GER: Right to Deletion after Incorrect Commercial Register Entry

Benn-Ibler Rechtsanwälte

The subjective rights of the shareholder are not affected by an incorrect entry in the commercial register. Deletion is not a right. The German Federal Court of Justice (Bundesgerichtshof, hereinafter BGH) referred the shareholder concerned to the civil courts.

Incorrect entry relating to the dissolution of a limited liability company (GmbH)

In the cased at hand, the applicant held 36.4% of the share capital of a GmbH, while another company held 60%. The shareholders' meeting voted on the dissolution of the company. The applicant voted against, while the majority shareholder voted in favor. The articles of association of the GmbH provided for a qualified majority of ¾ of the votes for such a resolution. The minutes of the meeting accordingly recorded that the required majority had not been reached.

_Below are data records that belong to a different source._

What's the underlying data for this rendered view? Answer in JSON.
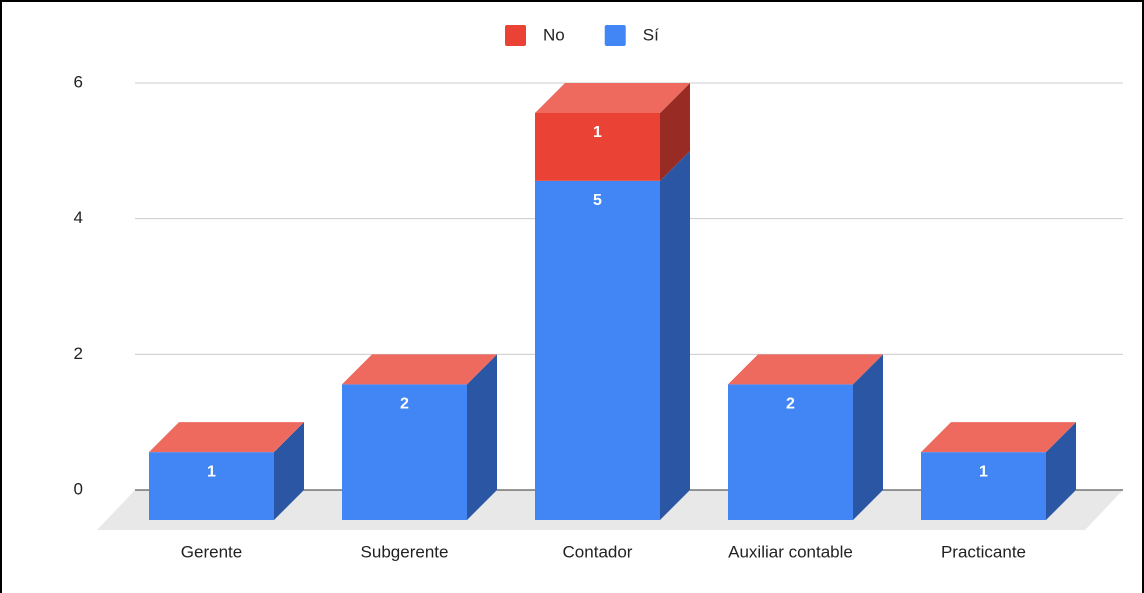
{
  "chart_data": {
    "type": "bar3d_stacked",
    "categories": [
      "Gerente",
      "Subgerente",
      "Contador",
      "Auxiliar contable",
      "Practicante"
    ],
    "series": [
      {
        "name": "Sí",
        "color": "#4285f4",
        "side": "#2a56a3",
        "top": "#7baaf7",
        "values": [
          1,
          2,
          5,
          2,
          1
        ]
      },
      {
        "name": "No",
        "color": "#ea4335",
        "side": "#982b24",
        "top": "#ee6a5f",
        "values": [
          0,
          0,
          1,
          0,
          0
        ]
      }
    ],
    "ylim": [
      0,
      6
    ],
    "yticks": [
      0,
      2,
      4,
      6
    ],
    "grid": true,
    "legend": "top"
  }
}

Nevertheless, the dissolution was later entered in the commercial register. The applicant then applied for the entry to be deleted. The registry court rejected an official deletion procedure. The appeal was also unsuccessful. The Frankfurt Higher Regional Court (Oberlandesgericht, hereinafter OLG) dismissed the appeal but allowed an appeal on points of law to the BGH.

No claim for deletion

The BGH confirmed the decision of the OLG and clarified: The entry of the dissolution of the company in the commercial register is declaratory, not constitutive. The actual dissolution takes place by virtue of a shareholders' resolution and not through its entry. The entry itself therefore does not establish any legal effects that could interfere with the subjective rights of a shareholder.

A claim for deletion in accordance with is therefore ruled out, as the entry, even if it is incorrect, does not represent an encroachment on an individual right. The only way to defend oneself against an allegedly invalid resolution is through civil proceedings.